思い出設定されたOMC商品がありません。

オープニング


 最近になって転移してきたばかりの駆け出しハンター、七藻 忍(ななも しのぶ)は、とある依頼のとある用事で、ド田舎中のド田舎にある小さな村に立ち寄っていた。遠くに薄らと山影が浮かび、青々と茂る木々のカーテンから覗くのは、緩やかに伸びる川。柔らかな潺(せせらぎ)が耳に心地よく、風は穏やかに流れ、天からは麗らかな陽が射す。
「平和だなぁ……」
 七藻は目を細めて、ゆっくりと息を吐いた。独特の風情を醸し出す木製の橋。その手摺から川の流れを見届ける長閑な時間。リアルブルーにも、こういう場所はあったのかもしれない。けど、少なくとも今まではこういう、時間をゆっくりに感じられる所に来たことは無かった。この世界に急に飛ばされ、ずっと『自分は不幸だ』と感じていたが、何も悪い事ばかりじゃないと、そう初めて思えた気がする。

「おねーちゃん、おねーちゃん」
 袖をくいくいと引かれ、七藻は何事かと視線を落とした。この高齢者の多い農村では珍しい、5、6歳くらいの女の子が七藻を見上げている。
「……ん。なぁに?」
 眠たげに目を擦り、七藻が問い掛けると、女の子はそれに答えるように橋桁の斜め下を、手摺の隙間から指差した。
「ジョノくん、ジョノくん」
「……ジョノくん?」
 何のことだろうと、指差された先に視線を向けると、水面から淡灰色の、丸い何かがひょっこりと顔を覗かせている。ぷっかっぷっか、すぃーっと移動していく物体。何だろアレと思っていると、不意にそれが振り返り、七藻はギョッとした。
「……え? 何アレ、アザラシ?」
「ジョノくん!」
 女の子は歓声を上げ、ソレに手を振った。リアルブルーで、アザラシが近隣の川に迷い込んだとか、そんな事が昔あったらしいが、あれは確か、海水と真水が入り混じった汽水域での話だったはず。海岸から離れたこの場所に、アザラシが出没することなどあるのだろうか。いや、それともこちらの世界では、アザラシは川に棲むのが常識なのか?
 七藻がそんな疑問で頭の中を満たしていると、いつの間にか周囲に村人達が集まっていた。どうやら、この珍妙な客を見物しに集まってきたようだ。先程まで疎らだった村人は、見れば50人程にも膨らんでいる。
「キャー! ジョノくーん!」
 ミーハーそうなオバハンが黄色い声を上げた。その声を皮切りに、人々がジョノ君を呼び、次々と、こだまの様に連呼する。すると、つぶらな瞳のソイツは、声援に応えるようにくるりと周囲を見渡し、「きゅいっ」っと一声上げた。実に可愛い仕草と、鳴き声。少々訝しく思うところはあるが、成程、この村のアイドルのようなものなのかもしれない。……と、思ったのも束の間。七藻はぬうっと水面からせり上がってきたソイツの首から下を見て、すぐさま考えを撤回した。
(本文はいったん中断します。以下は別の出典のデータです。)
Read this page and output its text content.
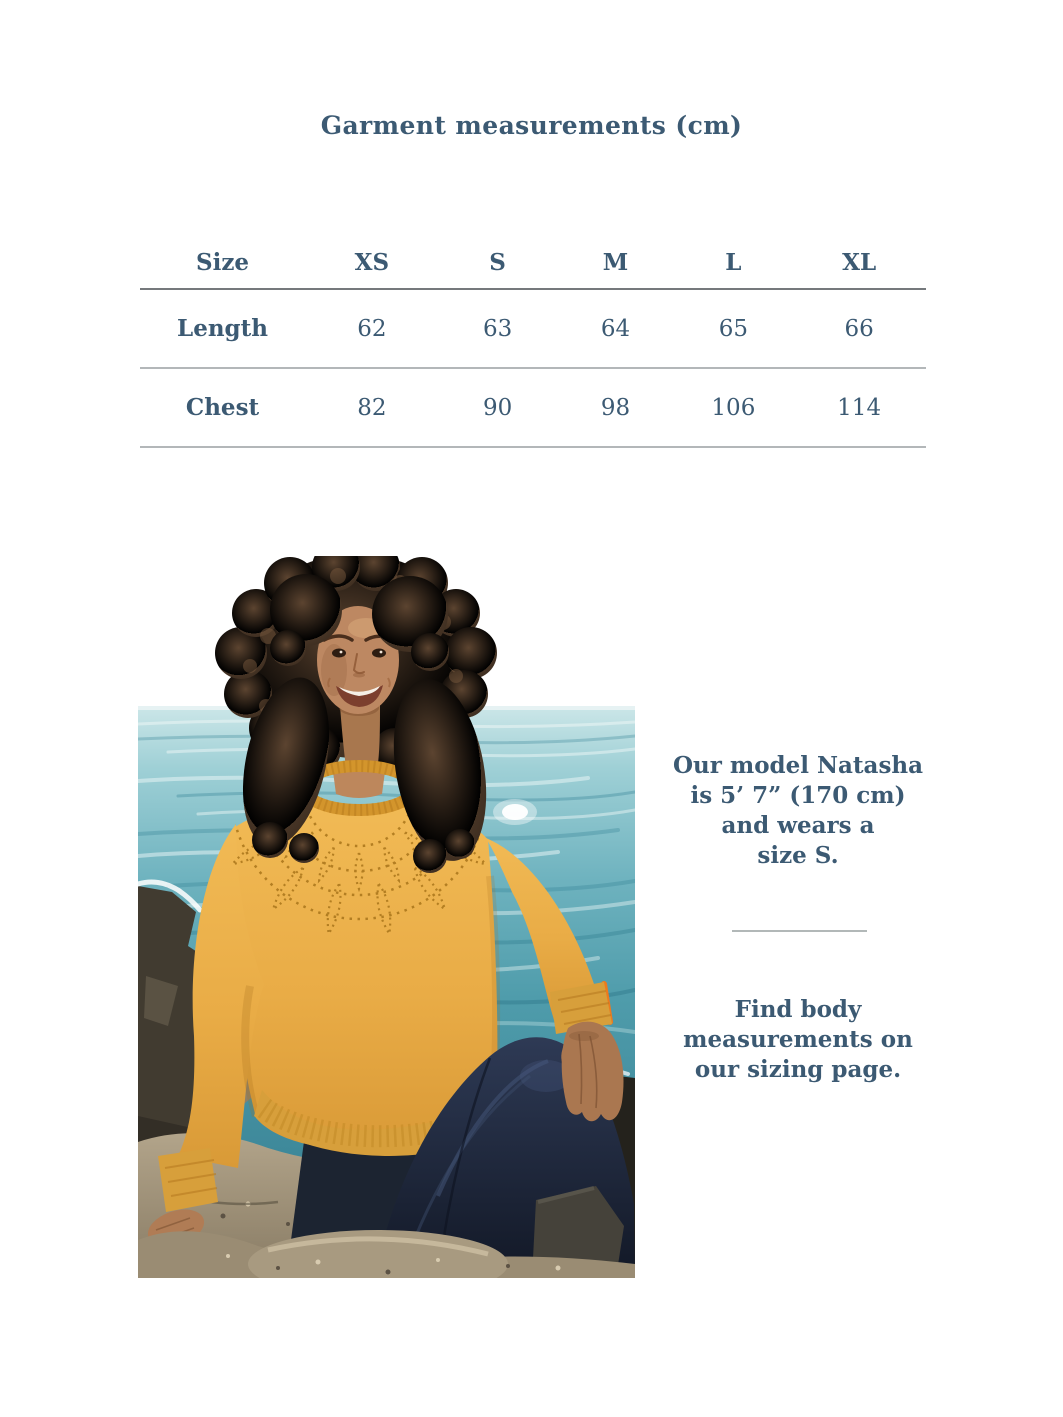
Garment measurements (cm)
Size	XS	S	M	L	XL
Length	62	63	64	65	66
Chest	82	90	98	106	114
Our model Natasha
is 5’ 7” (170 cm)
and wears a
size S.
Find body
measurements on
our sizing page.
 躍動する大胸筋、隆起する上腕二頭筋、広腹筋は美しい曲線を描き、その背筋は脈打ち、今にも叫びだしそうな雄々しさを噴出している。こんがり焼けた肌は黒光りし、パツーンと引き締まった凛々しい臀部を隠す黒ビキニ。
 清々しいほどのマッスルバディ。……そう、可愛いアザラシの頭の下は、溢れんばかりの筋肉がてんこ盛りの、人型の身体。それが大胸筋をアピールしたポーズのまま、ゆっくりとせり上がってくる。立ち泳ぎで浮上してくるあたり、下半身も相当鍛えられている事は容易に想像できる。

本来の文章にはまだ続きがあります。